Dans la réflexion marketing, la définition des attributs clés d’une destination définissant son positionnement et son image dans un environnement concurrentiel est primordiale. En Polynésie, nos attributs naturels – soleil, plages, lagons, cocotiers – sont communs à d’autres destinations. Les seuls éléments capables de nous distinguer réellement restent donc notre peuple et notre culture. Cela signifie que le développement de notre tourisme doit être très logiquement rattaché à la question de la place de la culture et de l’Homme dans cette industrie. Il est important de reconnaitre en premier lieu que la culture donne une âme à notre industrie et qu’en échange, le tourisme offre des débouchés économiques à la culture. Pour donner corps à ce principe, il m’a semblé que le musée était une plateforme idéale pour travailler en un même lieu sur les thèmes de la préservation du patrimoine, de la transmission du savoir et de la recherche de débouchés économiques par la création de produits touristiques.
Dans la plupart des autres destinations, la culture est naturellement mise en avant tandis qu’ici, c’est comme si on devait prouver et justifier qu’une culture existe véritablement…
La culture d’un pays est évidente pour les touristes qui en ont conscience et qui la recherche activement, mais pour la grande majorité le lien entre tourisme et culture est beaucoup moins évident quand les produits culturels n’existent pas ou peu. Une cascade, une plage ou même un site archéologique ne sont pas des produits touristiques en eux-mêmes, mais le guide payé pour accompagner le visiteur transforme ces sites en produit. J’ai le sentiment qu’en Polynésie on vit beaucoup la culture d’abord pour soi. Sans pour autant la travestir et la dévaloriser, la notion de partage pour un bénéfice mutuel me parait également importante à intégrer.
Comment une association liée au musée pourrait-elle résoudre des problématiques d’une telle envergure ?
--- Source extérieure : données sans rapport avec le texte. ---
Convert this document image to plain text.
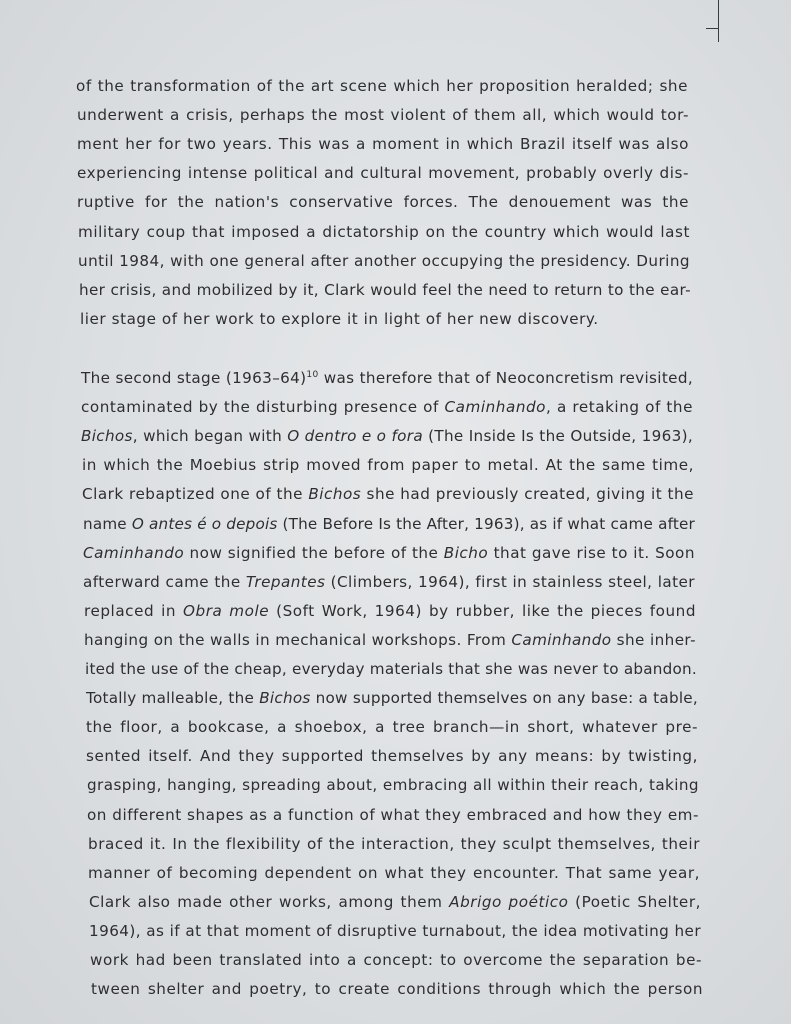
of the transformation of the art scene which her proposition heralded; she
underwent a crisis, perhaps the most violent of them all, which would tor-
ment her for two years. This was a moment in which Brazil itself was also
experiencing intense political and cultural movement, probably overly dis-
ruptive for the nation's conservative forces. The denouement was the
military coup that imposed a dictatorship on the country which would last
until 1984, with one general after another occupying the presidency. During
her crisis, and mobilized by it, Clark would feel the need to return to the ear-
lier stage of her work to explore it in light of her new discovery.
The second stage (1963–64)$^{10}$ was therefore that of Neoconcretism revisited,
contaminated by the disturbing presence of Caminhando, a retaking of the
Bichos, which began with O dentro e o fora (The Inside Is the Outside, 1963),
in which the Moebius strip moved from paper to metal. At the same time,
Clark rebaptized one of the Bichos she had previously created, giving it the
name O antes é o depois (The Before Is the After, 1963), as if what came after
Caminhando now signified the before of the Bicho that gave rise to it. Soon
afterward came the Trepantes (Climbers, 1964), first in stainless steel, later
replaced in Obra mole (Soft Work, 1964) by rubber, like the pieces found
hanging on the walls in mechanical workshops. From Caminhando she inher-
ited the use of the cheap, everyday materials that she was never to abandon.
Totally malleable, the Bichos now supported themselves on any base: a table,
the floor, a bookcase, a shoebox, a tree branch—in short, whatever pre-
sented itself. And they supported themselves by any means: by twisting,
grasping, hanging, spreading about, embracing all within their reach, taking
on different shapes as a function of what they embraced and how they em-
braced it. In the flexibility of the interaction, they sculpt themselves, their
manner of becoming dependent on what they encounter. That same year,
Clark also made other works, among them Abrigo poético (Poetic Shelter,
1964), as if at that moment of disruptive turnabout, the idea motivating her
work had been translated into a concept: to overcome the separation be-
tween shelter and poetry, to create conditions through which the person
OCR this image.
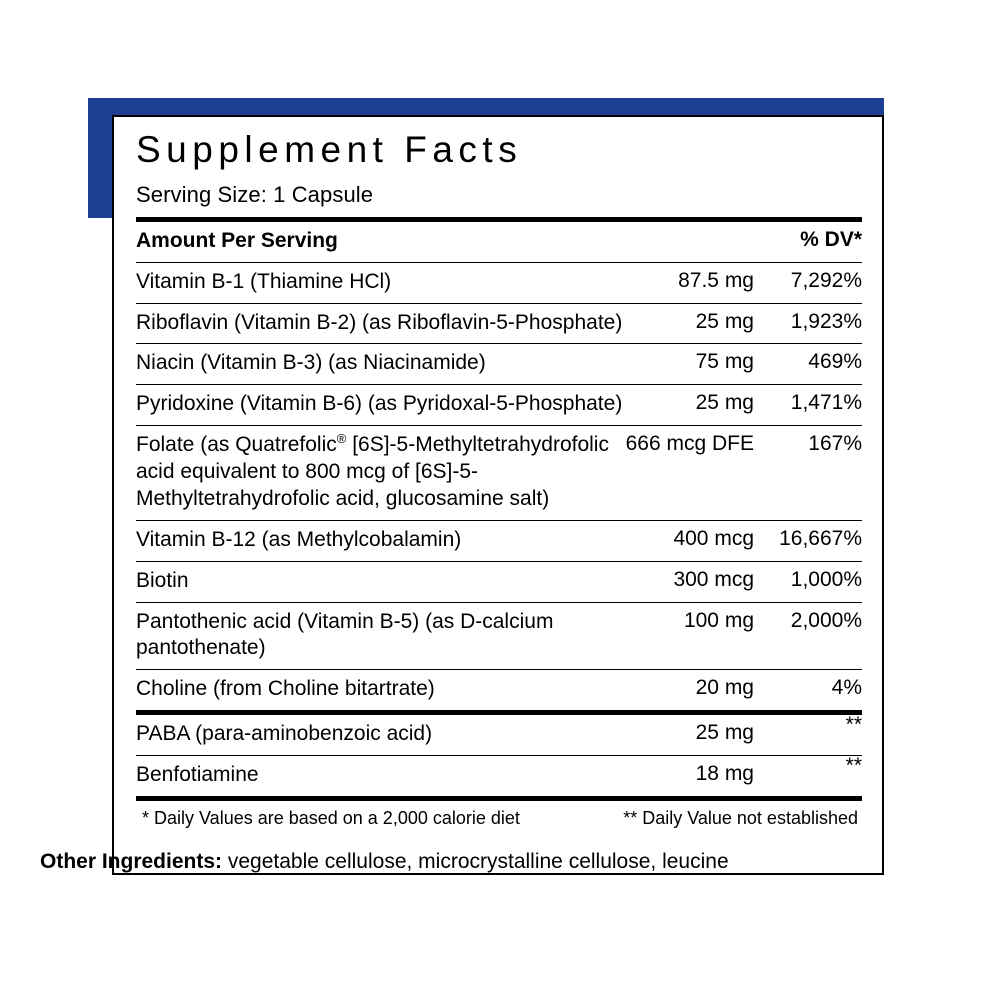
Supplement Facts
Serving Size: 1 Capsule
Amount Per Serving		% DV*
Vitamin B-1 (Thiamine HCl)	87.5 mg	7,292%
Riboflavin (Vitamin B-2) (as Riboflavin-5-Phosphate)	25 mg	1,923%
Niacin (Vitamin B-3) (as Niacinamide)	75 mg	469%
Pyridoxine (Vitamin B-6) (as Pyridoxal-5-Phosphate)	25 mg	1,471%
Folate (as Quatrefolic® [6S]-5-Methyltetrahydrofolic acid equivalent to 800 mcg of [6S]-5-Methyltetrahydrofolic acid, glucosamine salt)	666 mcg DFE	167%
Vitamin B-12 (as Methylcobalamin)	400 mcg	16,667%
Biotin	300 mcg	1,000%
Pantothenic acid (Vitamin B-5) (as D-calcium pantothenate)	100 mg	2,000%
Choline (from Choline bitartrate)	20 mg	4%
PABA (para-aminobenzoic acid)	25 mg	**
Benfotiamine	18 mg	**
* Daily Values are based on a 2,000 calorie diet	** Daily Value not established
Other Ingredients: vegetable cellulose, microcrystalline cellulose, leucine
C’est une vision sur le long terme. Une problématique centrale est celle de la transmission. La jeunesse éprouve un certain désintérêt pour la culture car elle a d’autres préoccupations : se former à un métier, gagner sa vie, fonder une famille, etc. De l’autre côté, les détenteurs du savoir sont ceux qui ont déjà vécu leur vie professionnelle et peuvent consacrer du temps à autre chose, à l’histoire et au patrimoine notamment. Il manque une courroie de transmission afin de faire converger ces intérêts. A travers le musée et cette association, nous souhaitons créer ce relais.
De quelle manière y parvenir ?
Il faut faire en sorte que les jeunes puissent financièrement vivre de leur culture. Mon intention n’est pas de rentrer en opposition avec ceux qui pensent que la culture ne se monnaye pas… Sous un angle plus touristique, je dirais que la culture n’est intéressante que lorsqu’elle est partagée, la culture « pour soi » est un renfermement souvent stérile. Maintenant, tout ça c’est de la théorie qu’il faut arriver à rendre tangible autour d’un projet commun. Juste à côté de nous, la Nouvelle-Zélande et Hawaii ont réussi à trouver des solutions avec, par exemple, la création de centres culturels. En Polynésie française, nous avons un patrimoine important qui ne demande qu’à être mis en avant. On réduit bien souvent notre culture au seul Heiva – formidable, du reste – mais notre héritage culturel est bien plus dense et renferme de quoi également faire vivre notre jeunesse, leur donner de la fierté même pour ceux qui n’ont pas eu la chance de suivre un parcours scolaire. Mais pour cela, il faut au moins qu’ils apprennent qui ils sont, qu’ils apprennent leur histoire et qu’ils puissent raconter cette histoire à des gens, les touristes, qui sont prêts à payer pour les connaitre eux et leur histoire.
Quelle est ta définition de la culture ?
Une culture vivante, qui préserve, s’inspire du passé et le respecte mais qui projette l’individu vers l’avenir, dans une volonté d’accomplissement personnel et d’échange avec l’autre.